Dari amatan di atas, dalam video pertama WGBH Boston Public Television ini mengatakan; kata kunci dari gelombang baru ini adalah “akses”—di mana masyarakat mempunyai kesempatan untuk melakukan sendiri apa yang mereka inginkan—yang selama ini sangat tidak mungkin diakses. Hal ini merupakan bentuk penyeimbang kekuatan komunikasi yang menyentuh wilayah ekonomi dan politik.
Bagian II
Pada video kedua, dijelaskan bentuk yang paling ortodoks dari seni video. Awal gerakan seni video, para seniman banyak menggunakan teknik feedback yang digabungkan dengan synthesizer. Melalui penggabungan teknologi ini, seniman video membuka kemungkinan penggabungan medium dengan seni pertunjukan dan seni musik. Bentuk-bentuk dan efek visual dalam teknik feedback adalah bentuk yang paling universal yang digunakan oleh seniman-seniman video dalam berkolaborasi dengan medium seni yang lain.

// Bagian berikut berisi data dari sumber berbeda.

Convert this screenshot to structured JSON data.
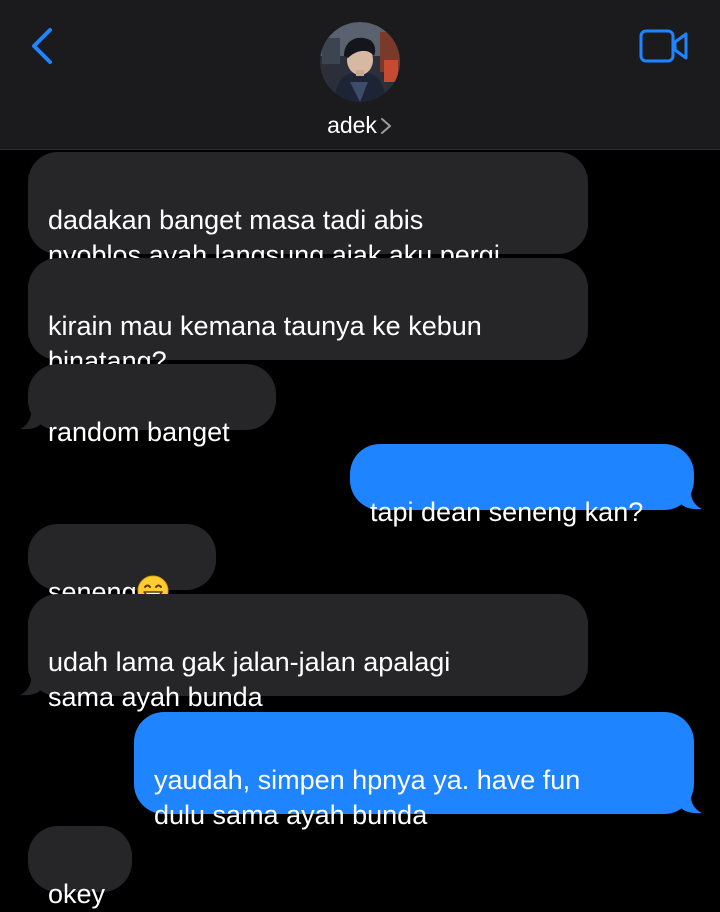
{
  "header": {
    "contact_name": "adek",
    "back_icon": "chevron-left-icon",
    "video_icon": "video-camera-icon",
    "avatar": "contact-avatar-photo",
    "accent_color": "#1f84ff"
  },
  "messages": [
    {
      "from": "contact",
      "text": "dadakan banget masa tadi abis\nnyoblos ayah langsung ajak aku pergi"
    },
    {
      "from": "contact",
      "text": "kirain mau kemana taunya ke kebun\nbinatang?"
    },
    {
      "from": "contact",
      "text": "random banget"
    },
    {
      "from": "me",
      "text": "tapi dean seneng kan?"
    },
    {
      "from": "contact",
      "text": "seneng",
      "emoji": "grinning-face-emoji"
    },
    {
      "from": "contact",
      "text": "udah lama gak jalan-jalan apalagi\nsama ayah bunda"
    },
    {
      "from": "me",
      "text": "yaudah, simpen hpnya ya. have fun\ndulu sama ayah bunda"
    },
    {
      "from": "contact",
      "text": "okey"
    }
  ]
}
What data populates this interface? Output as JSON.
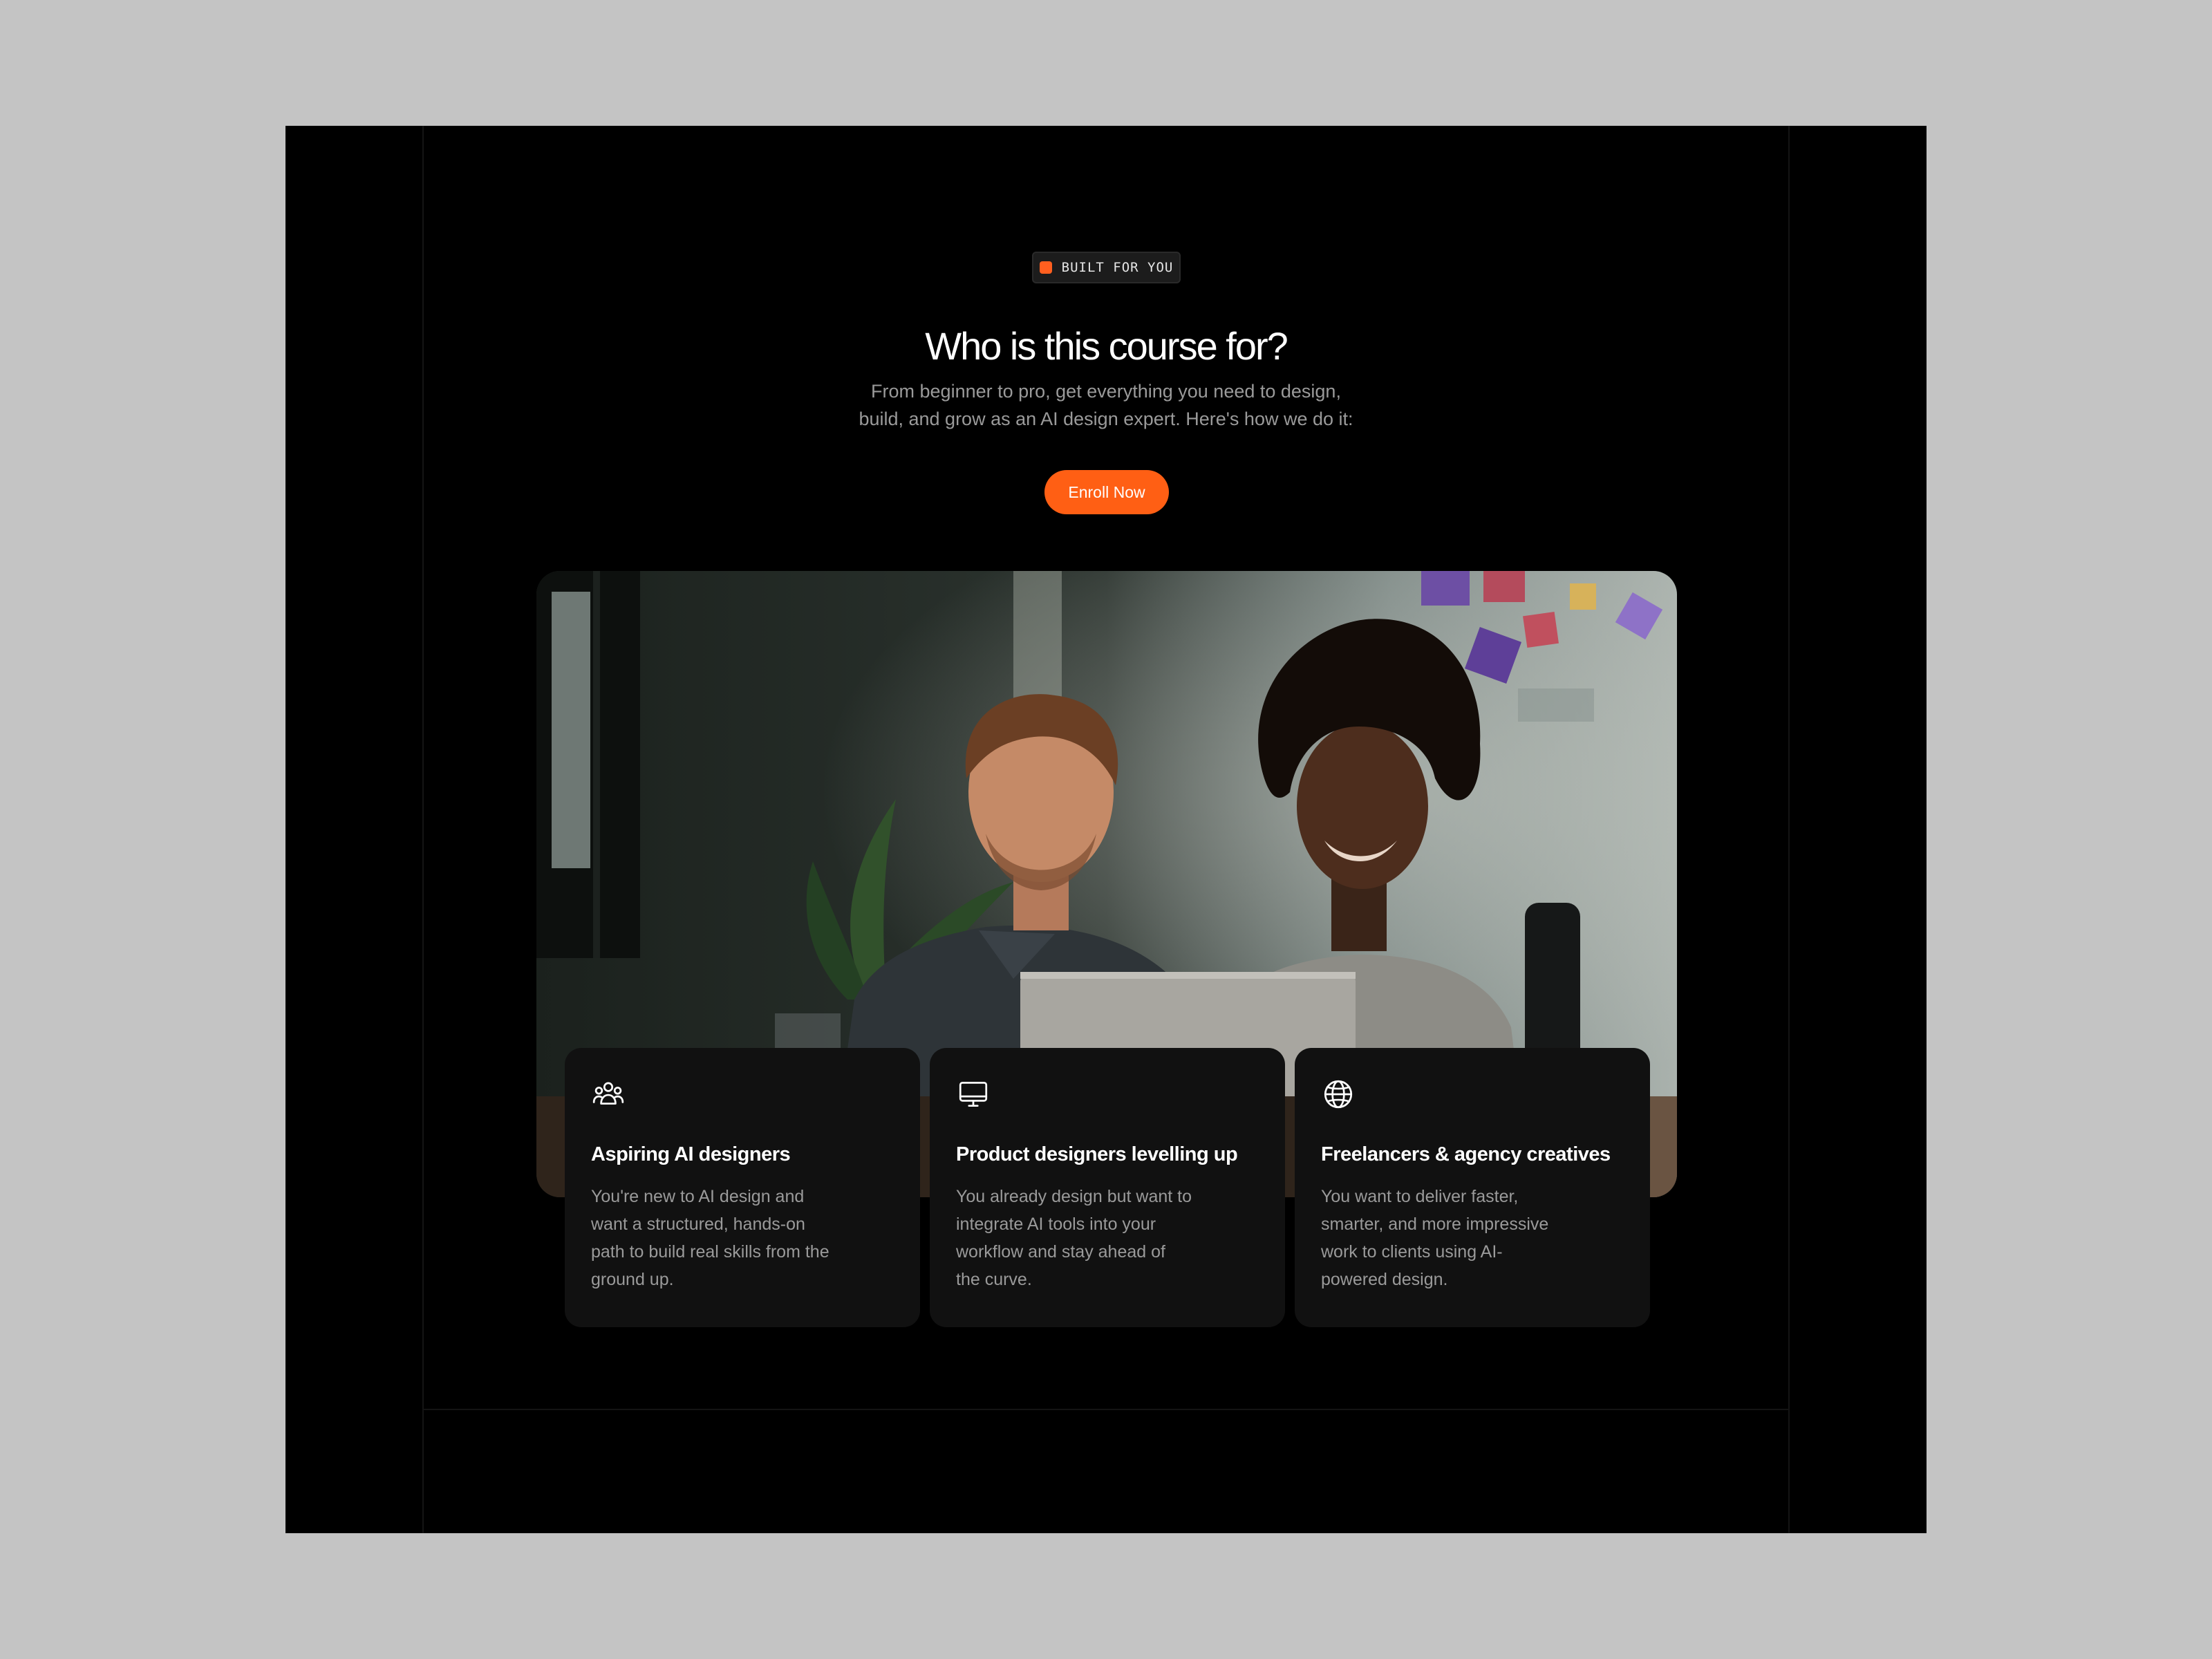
{
  "badge": {
    "label": "BUILT FOR YOU",
    "accent": "#ff5f1f"
  },
  "header": {
    "title": "Who is this course for?",
    "subtitle_lines": [
      "From beginner to pro, get everything you need to design,",
      "build, and grow as an AI design expert. Here's how we do it:"
    ]
  },
  "cta": {
    "label": "Enroll Now",
    "color": "#ff5f14"
  },
  "photo": {
    "semantic": "two-people-at-laptop-photo"
  },
  "cards": [
    {
      "icon": "users-icon",
      "title": "Aspiring AI designers",
      "lines": [
        "You're new to AI design and",
        "want a structured, hands-on",
        "path to build real skills from the",
        "ground up."
      ]
    },
    {
      "icon": "monitor-icon",
      "title": "Product designers levelling up",
      "lines": [
        "You already design but want to",
        "integrate AI tools into your",
        "workflow and stay ahead of",
        "the curve."
      ]
    },
    {
      "icon": "globe-icon",
      "title": "Freelancers & agency creatives",
      "lines": [
        "You want to deliver faster,",
        "smarter, and more impressive",
        "work to clients using AI-",
        "powered design."
      ]
    }
  ]
}
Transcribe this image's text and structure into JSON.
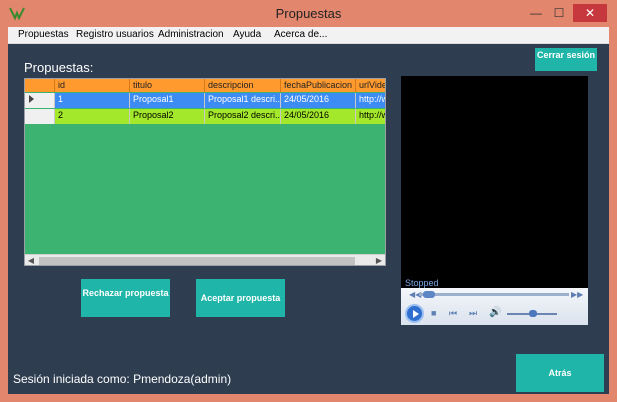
{
  "window": {
    "title": "Propuestas",
    "controls": {
      "minimize": "—",
      "maximize": "☐",
      "close": "✕"
    }
  },
  "menu": [
    "Propuestas",
    "Registro usuarios",
    "Administracion",
    "Ayuda",
    "Acerca de..."
  ],
  "header": {
    "section_label": "Propuestas:",
    "logout_label": "Cerrar sesión"
  },
  "grid": {
    "columns": [
      "id",
      "titulo",
      "descripcion",
      "fechaPublicacion",
      "urlVideo"
    ],
    "rows": [
      {
        "id": "1",
        "titulo": "Proposal1",
        "descripcion": "Proposal1 descri...",
        "fecha": "24/05/2016",
        "url": "http://w"
      },
      {
        "id": "2",
        "titulo": "Proposal2",
        "descripcion": "Proposal2 descri...",
        "fecha": "24/05/2016",
        "url": "http://w"
      }
    ]
  },
  "actions": {
    "reject_label": "Rechazar propuesta",
    "accept_label": "Aceptar propuesta",
    "back_label": "Atrás"
  },
  "player": {
    "status": "Stopped"
  },
  "footer": {
    "session_text": "Sesión iniciada como: Pmendoza(admin)"
  },
  "colors": {
    "window_frame": "#e2866e",
    "client_bg": "#2e3d50",
    "teal_button": "#1fb5a8",
    "grid_bg": "#3cb371",
    "header_orange": "#ff9a2e",
    "selected_row": "#3d8cf3",
    "row2_green": "#a3e82a",
    "close_red": "#c7383e"
  }
}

Teknik feedback adalah teknik yang menggunakan efek elektronis dari kamera dan monitor. Saat kamera dihadapkan ke monitor—yang terhubung dengan kamera—akan muncul imaji tanpa batas. Dengan menggunakan teknik zooming dan permainan fokus pada kamera video, muncullah efek feedback yang abstrak. Efek video feedback yang di dalamnya ada saling keterkaitan kamera, video, realitas dan ilusi ini dianggap sebagai misteri video.
Bagian III
Video ketiga menjelaskan bagaimana teknik feedback digunakan dalam karya-karya seni video yang menghasilkan imaji transendental dan mistis. Imaji-imaji ini memunculkan inspirasi dari berbagai seniman saat itu untuk menggabungkannya dengan fotografi, filem dan sebagainya. Dalam beberapa video, penggabungan teknik feedback dengan filem memunculkan imaji yang psikedelik.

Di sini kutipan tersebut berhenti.